An Area and Energy Efficient Arithmetic Unit for Stacked Machine Learning Models

Mo Model Mo Problems Like... Hardware Design Problems

More Info
expand_more

Abstract

Machine learning on edge devices performs crucial identification or prediction tasks while limiting the amount of data that needs to be transmitted to more centralized computing nodes. However, strict area and energy requirements necessitate specialized hardware developed for the requirements of the device and model. This thesis is concerned with developing an area and energy arithmetic unit as part of the implementation of a stacked machine learning model in embedded automotive devices. The model in question was previously designed to perform lifetime prediction with the goal of improving the reliability of semiconductor devices used in various automotive applications.

This thesis aims to achieve area and energy efficiency by exploiting the commonalities in the arithmetic operations of several of the internal learners of the stacked machine learning model. The use of a weighted figure of merit, taking into account area, energy and delay, allow for simple comparisons of designs at any operation frequency and easy insight into the changes in the merit of designs if device requirements were to change. A sweep of the percentage of multiplications in the workload also gave insight into how design choices may change due to future redesigns of the stacked machine learning model.

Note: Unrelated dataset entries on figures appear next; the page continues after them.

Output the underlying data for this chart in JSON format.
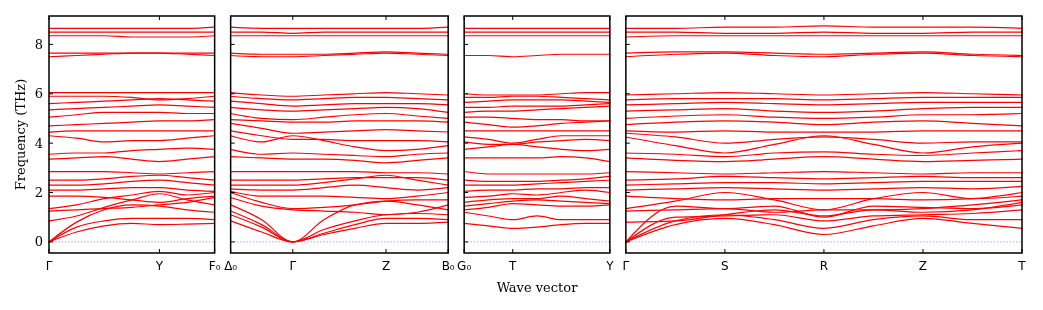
{
  "chart_data": [
    {
      "type": "line",
      "ylabel": "Frequency (THz)",
      "ylim": [
        -0.45,
        9.15
      ],
      "yticks": [
        0,
        2,
        4,
        6,
        8
      ],
      "categories": [
        "Γ",
        null,
        null,
        null,
        "Y",
        null,
        "F₀"
      ],
      "ref_lines": [
        {
          "axis": "y",
          "value": 0,
          "color": "#7777ff",
          "line_style": "dotted"
        }
      ],
      "series": [
        {
          "color": "#ff0000",
          "values": [
            0,
            0.6,
            0.85,
            0.95,
            0.95,
            0.95,
            0.9
          ]
        },
        {
          "color": "#ff0000",
          "values": [
            0,
            0.4,
            0.65,
            0.75,
            0.7,
            0.72,
            0.75
          ]
        },
        {
          "color": "#ff0000",
          "values": [
            0,
            0.8,
            1.3,
            1.5,
            1.45,
            1.3,
            1.2
          ]
        },
        {
          "color": "#ff0000",
          "values": [
            0.85,
            1.05,
            1.4,
            1.7,
            1.95,
            1.7,
            1.5
          ]
        },
        {
          "color": "#ff0000",
          "values": [
            1.25,
            1.3,
            1.35,
            1.4,
            1.5,
            1.6,
            1.8
          ]
        },
        {
          "color": "#ff0000",
          "values": [
            1.35,
            1.5,
            1.75,
            1.9,
            2.05,
            1.9,
            2.0
          ]
        },
        {
          "color": "#ff0000",
          "values": [
            1.85,
            1.85,
            1.8,
            1.7,
            1.6,
            1.75,
            1.85
          ]
        },
        {
          "color": "#ff0000",
          "values": [
            2.1,
            2.1,
            2.15,
            2.2,
            2.2,
            2.1,
            2.05
          ]
        },
        {
          "color": "#ff0000",
          "values": [
            2.3,
            2.3,
            2.35,
            2.45,
            2.5,
            2.4,
            2.3
          ]
        },
        {
          "color": "#ff0000",
          "values": [
            2.5,
            2.5,
            2.55,
            2.65,
            2.7,
            2.6,
            2.5
          ]
        },
        {
          "color": "#ff0000",
          "values": [
            2.85,
            2.85,
            2.85,
            2.8,
            2.75,
            2.8,
            2.85
          ]
        },
        {
          "color": "#ff0000",
          "values": [
            3.35,
            3.4,
            3.45,
            3.35,
            3.25,
            3.35,
            3.45
          ]
        },
        {
          "color": "#ff0000",
          "values": [
            3.55,
            3.6,
            3.6,
            3.7,
            3.75,
            3.8,
            3.75
          ]
        },
        {
          "color": "#ff0000",
          "values": [
            4.3,
            4.2,
            4.05,
            4.1,
            4.1,
            4.2,
            4.3
          ]
        },
        {
          "color": "#ff0000",
          "values": [
            4.45,
            4.5,
            4.5,
            4.5,
            4.5,
            4.5,
            4.5
          ]
        },
        {
          "color": "#ff0000",
          "values": [
            4.7,
            4.75,
            4.8,
            4.85,
            4.9,
            4.9,
            4.95
          ]
        },
        {
          "color": "#ff0000",
          "values": [
            5.05,
            5.15,
            5.25,
            5.25,
            5.25,
            5.2,
            5.2
          ]
        },
        {
          "color": "#ff0000",
          "values": [
            5.35,
            5.4,
            5.45,
            5.5,
            5.55,
            5.5,
            5.45
          ]
        },
        {
          "color": "#ff0000",
          "values": [
            5.6,
            5.65,
            5.7,
            5.75,
            5.8,
            5.75,
            5.7
          ]
        },
        {
          "color": "#ff0000",
          "values": [
            5.9,
            5.9,
            5.9,
            5.85,
            5.75,
            5.8,
            5.9
          ]
        },
        {
          "color": "#ff0000",
          "values": [
            6.05,
            6.05,
            6.05,
            6.05,
            6.05,
            6.05,
            6.05
          ]
        },
        {
          "color": "#ff0000",
          "values": [
            7.5,
            7.55,
            7.6,
            7.65,
            7.65,
            7.6,
            7.55
          ]
        },
        {
          "color": "#ff0000",
          "values": [
            7.65,
            7.65,
            7.65,
            7.65,
            7.65,
            7.65,
            7.65
          ]
        },
        {
          "color": "#ff0000",
          "values": [
            8.35,
            8.35,
            8.35,
            8.3,
            8.3,
            8.3,
            8.35
          ]
        },
        {
          "color": "#ff0000",
          "values": [
            8.5,
            8.5,
            8.5,
            8.5,
            8.5,
            8.5,
            8.5
          ]
        },
        {
          "color": "#ff0000",
          "values": [
            8.65,
            8.65,
            8.65,
            8.65,
            8.65,
            8.65,
            8.7
          ]
        }
      ]
    },
    {
      "type": "line",
      "ylim": [
        -0.45,
        9.15
      ],
      "yticks": [
        0,
        2,
        4,
        6,
        8
      ],
      "tick_labels": "x",
      "categories": [
        "Δ₀",
        null,
        "Γ",
        null,
        null,
        "Z",
        null,
        "B₀"
      ],
      "ref_lines": [
        {
          "axis": "y",
          "value": 0,
          "color": "#7777ff",
          "line_style": "dotted"
        }
      ],
      "series": [
        {
          "color": "#ff0000",
          "values": [
            0.85,
            0.4,
            0,
            0.3,
            0.55,
            0.75,
            0.75,
            0.8
          ]
        },
        {
          "color": "#ff0000",
          "values": [
            1.1,
            0.6,
            0,
            0.35,
            0.7,
            0.95,
            0.95,
            0.9
          ]
        },
        {
          "color": "#ff0000",
          "values": [
            1.25,
            0.7,
            0,
            0.5,
            0.85,
            1.1,
            1.15,
            1.1
          ]
        },
        {
          "color": "#ff0000",
          "values": [
            1.5,
            0.9,
            0,
            0.9,
            1.5,
            1.65,
            1.5,
            1.3
          ]
        },
        {
          "color": "#ff0000",
          "values": [
            1.8,
            1.45,
            1.3,
            1.25,
            1.2,
            1.1,
            1.2,
            1.5
          ]
        },
        {
          "color": "#ff0000",
          "values": [
            2.0,
            1.6,
            1.35,
            1.4,
            1.5,
            1.65,
            1.7,
            1.7
          ]
        },
        {
          "color": "#ff0000",
          "values": [
            2.05,
            1.85,
            1.85,
            1.85,
            1.8,
            1.75,
            1.85,
            2.0
          ]
        },
        {
          "color": "#ff0000",
          "values": [
            2.15,
            2.1,
            2.1,
            2.2,
            2.3,
            2.2,
            2.1,
            2.2
          ]
        },
        {
          "color": "#ff0000",
          "values": [
            2.3,
            2.3,
            2.3,
            2.4,
            2.55,
            2.7,
            2.5,
            2.3
          ]
        },
        {
          "color": "#ff0000",
          "values": [
            2.5,
            2.5,
            2.5,
            2.55,
            2.6,
            2.6,
            2.6,
            2.5
          ]
        },
        {
          "color": "#ff0000",
          "values": [
            2.85,
            2.85,
            2.85,
            2.85,
            2.85,
            2.8,
            2.8,
            2.75
          ]
        },
        {
          "color": "#ff0000",
          "values": [
            3.45,
            3.4,
            3.35,
            3.35,
            3.3,
            3.2,
            3.3,
            3.4
          ]
        },
        {
          "color": "#ff0000",
          "values": [
            3.75,
            3.55,
            3.6,
            3.55,
            3.5,
            3.45,
            3.55,
            3.6
          ]
        },
        {
          "color": "#ff0000",
          "values": [
            4.3,
            4.05,
            4.3,
            4.1,
            3.85,
            3.7,
            3.75,
            3.9
          ]
        },
        {
          "color": "#ff0000",
          "values": [
            4.5,
            4.3,
            4.15,
            4.15,
            4.1,
            4.1,
            4.1,
            4.05
          ]
        },
        {
          "color": "#ff0000",
          "values": [
            4.8,
            4.6,
            4.4,
            4.45,
            4.5,
            4.55,
            4.5,
            4.45
          ]
        },
        {
          "color": "#ff0000",
          "values": [
            4.95,
            4.9,
            4.85,
            4.85,
            4.9,
            4.9,
            4.9,
            4.85
          ]
        },
        {
          "color": "#ff0000",
          "values": [
            5.2,
            5.0,
            4.95,
            5.05,
            5.15,
            5.2,
            5.1,
            5.0
          ]
        },
        {
          "color": "#ff0000",
          "values": [
            5.45,
            5.35,
            5.3,
            5.35,
            5.4,
            5.45,
            5.4,
            5.25
          ]
        },
        {
          "color": "#ff0000",
          "values": [
            5.7,
            5.6,
            5.5,
            5.55,
            5.6,
            5.6,
            5.6,
            5.55
          ]
        },
        {
          "color": "#ff0000",
          "values": [
            5.9,
            5.8,
            5.75,
            5.8,
            5.85,
            5.85,
            5.8,
            5.75
          ]
        },
        {
          "color": "#ff0000",
          "values": [
            6.05,
            5.95,
            5.9,
            5.95,
            6.0,
            6.05,
            6.0,
            5.95
          ]
        },
        {
          "color": "#ff0000",
          "values": [
            7.55,
            7.5,
            7.5,
            7.55,
            7.6,
            7.65,
            7.6,
            7.55
          ]
        },
        {
          "color": "#ff0000",
          "values": [
            7.65,
            7.6,
            7.6,
            7.6,
            7.65,
            7.7,
            7.65,
            7.6
          ]
        },
        {
          "color": "#ff0000",
          "values": [
            8.35,
            8.35,
            8.35,
            8.35,
            8.35,
            8.35,
            8.35,
            8.35
          ]
        },
        {
          "color": "#ff0000",
          "values": [
            8.5,
            8.5,
            8.45,
            8.5,
            8.5,
            8.5,
            8.5,
            8.5
          ]
        },
        {
          "color": "#ff0000",
          "values": [
            8.7,
            8.65,
            8.65,
            8.65,
            8.65,
            8.65,
            8.65,
            8.7
          ]
        }
      ]
    },
    {
      "type": "line",
      "xlabel": "Wave vector",
      "ylim": [
        -0.45,
        9.15
      ],
      "yticks": [
        0,
        2,
        4,
        6,
        8
      ],
      "tick_labels": "x",
      "categories": [
        "G₀",
        null,
        "T",
        null,
        null,
        null,
        "Y"
      ],
      "ref_lines": [
        {
          "axis": "y",
          "value": 0,
          "color": "#7777ff",
          "line_style": "dotted"
        }
      ],
      "series": [
        {
          "color": "#ff0000",
          "values": [
            0.75,
            0.65,
            0.55,
            0.6,
            0.7,
            0.75,
            0.75
          ]
        },
        {
          "color": "#ff0000",
          "values": [
            1.2,
            1.05,
            0.9,
            1.05,
            0.9,
            0.9,
            0.9
          ]
        },
        {
          "color": "#ff0000",
          "values": [
            1.3,
            1.4,
            1.55,
            1.5,
            1.45,
            1.45,
            1.5
          ]
        },
        {
          "color": "#ff0000",
          "values": [
            1.45,
            1.55,
            1.65,
            1.7,
            1.65,
            1.6,
            1.55
          ]
        },
        {
          "color": "#ff0000",
          "values": [
            1.6,
            1.7,
            1.75,
            1.75,
            1.85,
            1.75,
            1.65
          ]
        },
        {
          "color": "#ff0000",
          "values": [
            1.8,
            1.85,
            1.95,
            1.9,
            2.0,
            2.1,
            2.0
          ]
        },
        {
          "color": "#ff0000",
          "values": [
            2.05,
            2.1,
            2.1,
            2.15,
            2.15,
            2.2,
            2.2
          ]
        },
        {
          "color": "#ff0000",
          "values": [
            2.3,
            2.3,
            2.3,
            2.35,
            2.4,
            2.45,
            2.5
          ]
        },
        {
          "color": "#ff0000",
          "values": [
            2.5,
            2.45,
            2.45,
            2.45,
            2.5,
            2.55,
            2.65
          ]
        },
        {
          "color": "#ff0000",
          "values": [
            2.85,
            2.75,
            2.75,
            2.75,
            2.75,
            2.75,
            2.8
          ]
        },
        {
          "color": "#ff0000",
          "values": [
            3.4,
            3.4,
            3.4,
            3.4,
            3.45,
            3.4,
            3.25
          ]
        },
        {
          "color": "#ff0000",
          "values": [
            3.75,
            3.85,
            3.95,
            3.85,
            3.75,
            3.7,
            3.75
          ]
        },
        {
          "color": "#ff0000",
          "values": [
            4.05,
            3.95,
            3.95,
            4.05,
            4.1,
            4.15,
            4.1
          ]
        },
        {
          "color": "#ff0000",
          "values": [
            4.25,
            4.15,
            4.0,
            4.15,
            4.3,
            4.3,
            4.3
          ]
        },
        {
          "color": "#ff0000",
          "values": [
            4.5,
            4.5,
            4.5,
            4.5,
            4.5,
            4.5,
            4.5
          ]
        },
        {
          "color": "#ff0000",
          "values": [
            4.85,
            4.75,
            4.65,
            4.7,
            4.8,
            4.85,
            4.9
          ]
        },
        {
          "color": "#ff0000",
          "values": [
            5.05,
            5.05,
            5.0,
            4.95,
            4.95,
            4.9,
            4.9
          ]
        },
        {
          "color": "#ff0000",
          "values": [
            5.25,
            5.3,
            5.3,
            5.35,
            5.4,
            5.45,
            5.5
          ]
        },
        {
          "color": "#ff0000",
          "values": [
            5.45,
            5.45,
            5.5,
            5.5,
            5.5,
            5.55,
            5.6
          ]
        },
        {
          "color": "#ff0000",
          "values": [
            5.65,
            5.7,
            5.75,
            5.75,
            5.75,
            5.7,
            5.65
          ]
        },
        {
          "color": "#ff0000",
          "values": [
            5.85,
            5.85,
            5.9,
            5.9,
            5.85,
            5.8,
            5.75
          ]
        },
        {
          "color": "#ff0000",
          "values": [
            6.0,
            5.95,
            5.95,
            5.95,
            6.0,
            6.05,
            6.05
          ]
        },
        {
          "color": "#ff0000",
          "values": [
            7.55,
            7.55,
            7.5,
            7.55,
            7.6,
            7.6,
            7.6
          ]
        },
        {
          "color": "#ff0000",
          "values": [
            8.35,
            8.35,
            8.35,
            8.35,
            8.35,
            8.35,
            8.35
          ]
        },
        {
          "color": "#ff0000",
          "values": [
            8.5,
            8.5,
            8.5,
            8.5,
            8.5,
            8.5,
            8.5
          ]
        },
        {
          "color": "#ff0000",
          "values": [
            8.65,
            8.65,
            8.65,
            8.65,
            8.65,
            8.65,
            8.65
          ]
        }
      ]
    },
    {
      "type": "line",
      "ylim": [
        -0.45,
        9.15
      ],
      "yticks": [
        0,
        2,
        4,
        6,
        8
      ],
      "tick_labels": "x",
      "categories": [
        "Γ",
        null,
        "S",
        null,
        "R",
        null,
        "Z",
        null,
        "T"
      ],
      "ref_lines": [
        {
          "axis": "y",
          "value": 0,
          "color": "#7777ff",
          "line_style": "dotted"
        }
      ],
      "series": [
        {
          "color": "#ff0000",
          "values": [
            0,
            0.7,
            0.95,
            0.7,
            0.3,
            0.65,
            0.95,
            0.75,
            0.55
          ]
        },
        {
          "color": "#ff0000",
          "values": [
            0,
            0.85,
            1.1,
            0.9,
            0.55,
            0.9,
            1.05,
            0.9,
            0.9
          ]
        },
        {
          "color": "#ff0000",
          "values": [
            0,
            1.0,
            1.05,
            1.1,
            0.85,
            1.05,
            1.1,
            1.15,
            1.3
          ]
        },
        {
          "color": "#ff0000",
          "values": [
            0,
            1.45,
            1.35,
            1.45,
            1.0,
            1.45,
            1.4,
            1.35,
            1.5
          ]
        },
        {
          "color": "#ff0000",
          "values": [
            0.8,
            0.85,
            1.1,
            1.3,
            1.05,
            1.3,
            1.2,
            1.3,
            1.6
          ]
        },
        {
          "color": "#ff0000",
          "values": [
            1.25,
            1.3,
            1.35,
            1.2,
            1.3,
            1.3,
            1.35,
            1.5,
            1.7
          ]
        },
        {
          "color": "#ff0000",
          "values": [
            1.35,
            1.65,
            2.0,
            1.7,
            1.3,
            1.75,
            2.0,
            1.75,
            1.85
          ]
        },
        {
          "color": "#ff0000",
          "values": [
            1.85,
            1.75,
            1.7,
            1.75,
            1.75,
            1.75,
            1.7,
            1.75,
            2.0
          ]
        },
        {
          "color": "#ff0000",
          "values": [
            2.1,
            2.15,
            2.2,
            2.15,
            2.1,
            2.15,
            2.2,
            2.15,
            2.25
          ]
        },
        {
          "color": "#ff0000",
          "values": [
            2.3,
            2.35,
            2.4,
            2.4,
            2.35,
            2.4,
            2.45,
            2.45,
            2.45
          ]
        },
        {
          "color": "#ff0000",
          "values": [
            2.5,
            2.55,
            2.65,
            2.6,
            2.55,
            2.6,
            2.65,
            2.6,
            2.6
          ]
        },
        {
          "color": "#ff0000",
          "values": [
            2.85,
            2.8,
            2.75,
            2.8,
            2.85,
            2.8,
            2.75,
            2.8,
            2.8
          ]
        },
        {
          "color": "#ff0000",
          "values": [
            3.4,
            3.3,
            3.25,
            3.35,
            3.45,
            3.35,
            3.25,
            3.3,
            3.35
          ]
        },
        {
          "color": "#ff0000",
          "values": [
            3.6,
            3.55,
            3.45,
            3.6,
            3.65,
            3.55,
            3.5,
            3.6,
            3.7
          ]
        },
        {
          "color": "#ff0000",
          "values": [
            4.25,
            3.9,
            3.6,
            3.95,
            4.3,
            3.95,
            3.6,
            3.85,
            4.0
          ]
        },
        {
          "color": "#ff0000",
          "values": [
            4.4,
            4.25,
            4.0,
            4.15,
            4.25,
            4.15,
            4.0,
            4.05,
            4.05
          ]
        },
        {
          "color": "#ff0000",
          "values": [
            4.5,
            4.45,
            4.5,
            4.45,
            4.45,
            4.45,
            4.5,
            4.5,
            4.5
          ]
        },
        {
          "color": "#ff0000",
          "values": [
            4.75,
            4.85,
            4.9,
            4.85,
            4.75,
            4.85,
            4.9,
            4.8,
            4.7
          ]
        },
        {
          "color": "#ff0000",
          "values": [
            5.0,
            5.1,
            5.15,
            5.05,
            5.0,
            5.05,
            5.15,
            5.15,
            5.2
          ]
        },
        {
          "color": "#ff0000",
          "values": [
            5.3,
            5.35,
            5.4,
            5.3,
            5.25,
            5.3,
            5.4,
            5.45,
            5.45
          ]
        },
        {
          "color": "#ff0000",
          "values": [
            5.55,
            5.6,
            5.65,
            5.6,
            5.55,
            5.6,
            5.65,
            5.65,
            5.65
          ]
        },
        {
          "color": "#ff0000",
          "values": [
            5.75,
            5.8,
            5.8,
            5.8,
            5.75,
            5.8,
            5.85,
            5.85,
            5.85
          ]
        },
        {
          "color": "#ff0000",
          "values": [
            5.95,
            6.0,
            6.05,
            6.0,
            5.95,
            6.0,
            6.05,
            6.0,
            5.95
          ]
        },
        {
          "color": "#ff0000",
          "values": [
            7.5,
            7.6,
            7.65,
            7.55,
            7.5,
            7.6,
            7.65,
            7.55,
            7.5
          ]
        },
        {
          "color": "#ff0000",
          "values": [
            7.65,
            7.7,
            7.7,
            7.65,
            7.6,
            7.65,
            7.7,
            7.6,
            7.55
          ]
        },
        {
          "color": "#ff0000",
          "values": [
            8.3,
            8.35,
            8.35,
            8.35,
            8.35,
            8.35,
            8.35,
            8.35,
            8.35
          ]
        },
        {
          "color": "#ff0000",
          "values": [
            8.5,
            8.5,
            8.45,
            8.45,
            8.5,
            8.45,
            8.45,
            8.5,
            8.5
          ]
        },
        {
          "color": "#ff0000",
          "values": [
            8.65,
            8.65,
            8.7,
            8.7,
            8.75,
            8.7,
            8.7,
            8.7,
            8.65
          ]
        }
      ]
    }
  ]
}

It was found that the MAC, multiply, divide and accumulate operations of the internal learners can best be supported by one arithmetic unit containing a "Reduced Area" parallel multiplier (still taking up most of the area), a small, dedicated accumulator and invariant integer division using the multiplier. It was also found that the ability to reconfigure the multiplier for different levels of bit-precision does not yield performance improvement for the expected precision distribution.